I’m learning in this current season that life is so short. Not only is life short though, the people who you get to experience life with are also only here for a short and brief period. I’ve made so many great friends over the course of my life, but I’ve recently had to say goodbye to many of them. Sometimes I want to gripe over the circumstances surrounding the goodbye or I want to emotionally shield myself from pain and disappointment by saying goodbye early so that I can get over my sadness on my own terms.
Yet, something about 2018 made me appreciate the seasons in which certain people are placed in our lives. Why be sad that it’s over when we can appreciate and remember all that happened over the course of those friendships? There will never be another person that is quite like that one classmate, that one coworker, that one great boss, that grandparent, that parent, that sibling, or that friend.
We are obsessed with the future, 401k’s, good jobs, and commas so much so that we defer living life to when we are financially able to or when our ships come in. But if we constantly defer living life until the future arrives, when will we actually ever live?

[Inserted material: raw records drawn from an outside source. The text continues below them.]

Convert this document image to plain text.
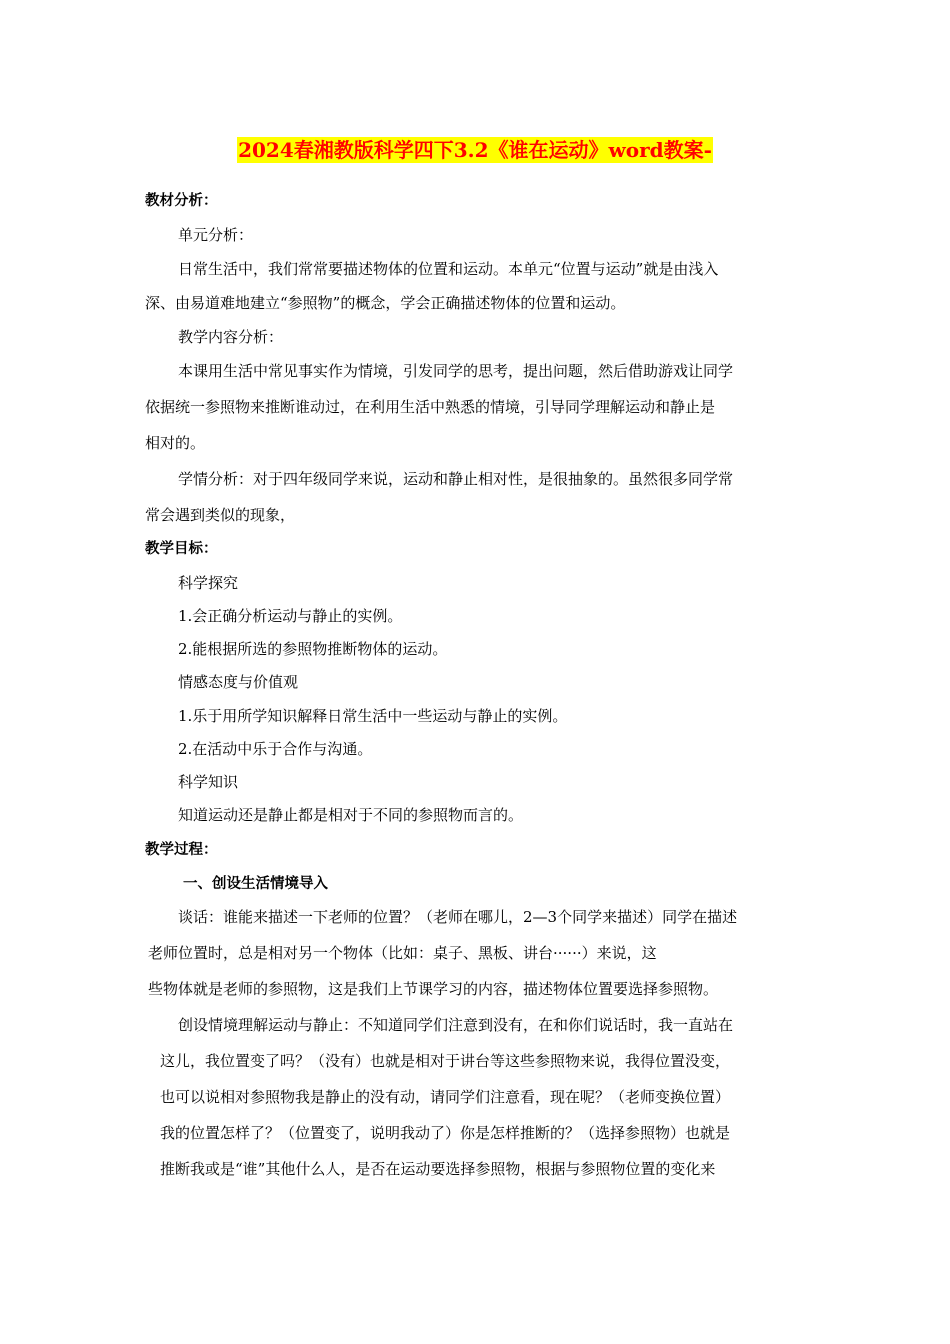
2024春湘教版科学四下3.2《谁在运动》word教案-
教材分析：
单元分析：
日常生活中，我们常常要描述物体的位置和运动。本单元“位置与运动”就是由浅入
深、由易道难地建立“参照物”的概念，学会正确描述物体的位置和运动。
教学内容分析：
本课用生活中常见事实作为情境，引发同学的思考，提出问题，然后借助游戏让同学
依据统一参照物来推断谁动过，在利用生活中熟悉的情境，引导同学理解运动和静止是
相对的。
学情分析：对于四年级同学来说，运动和静止相对性，是很抽象的。虽然很多同学常
常会遇到类似的现象，
教学目标：
科学探究
1.会正确分析运动与静止的实例。
2.能根据所选的参照物推断物体的运动。
情感态度与价值观
1.乐于用所学知识解释日常生活中一些运动与静止的实例。
2.在活动中乐于合作与沟通。
科学知识
知道运动还是静止都是相对于不同的参照物而言的。
教学过程：
一、创设生活情境导入
谈话：谁能来描述一下老师的位置？（老师在哪儿，2—3个同学来描述）同学在描述
老师位置时，总是相对另一个物体（比如：桌子、黑板、讲台······）来说，这
些物体就是老师的参照物，这是我们上节课学习的内容，描述物体位置要选择参照物。
创设情境理解运动与静止：不知道同学们注意到没有，在和你们说话时，我一直站在
这儿，我位置变了吗？（没有）也就是相对于讲台等这些参照物来说，我得位置没变，
也可以说相对参照物我是静止的没有动，请同学们注意看，现在呢？（老师变换位置）
我的位置怎样了？（位置变了，说明我动了）你是怎样推断的？（选择参照物）也就是
推断我或是“谁”其他什么人，是否在运动要选择参照物，根据与参照物位置的变化来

I guess you could say that escape rooms helped teach me how to escape from my fear of the future. They taught me that life is too short to be obsessed with escaping. I mean what fun is escaping if there is no one to experience that thrill with you?
Stop deferring living life. Appreciate the moments and treasure the people you get to experience it with. Take a deep breath and face that fear. Life is too short to be paralyzed.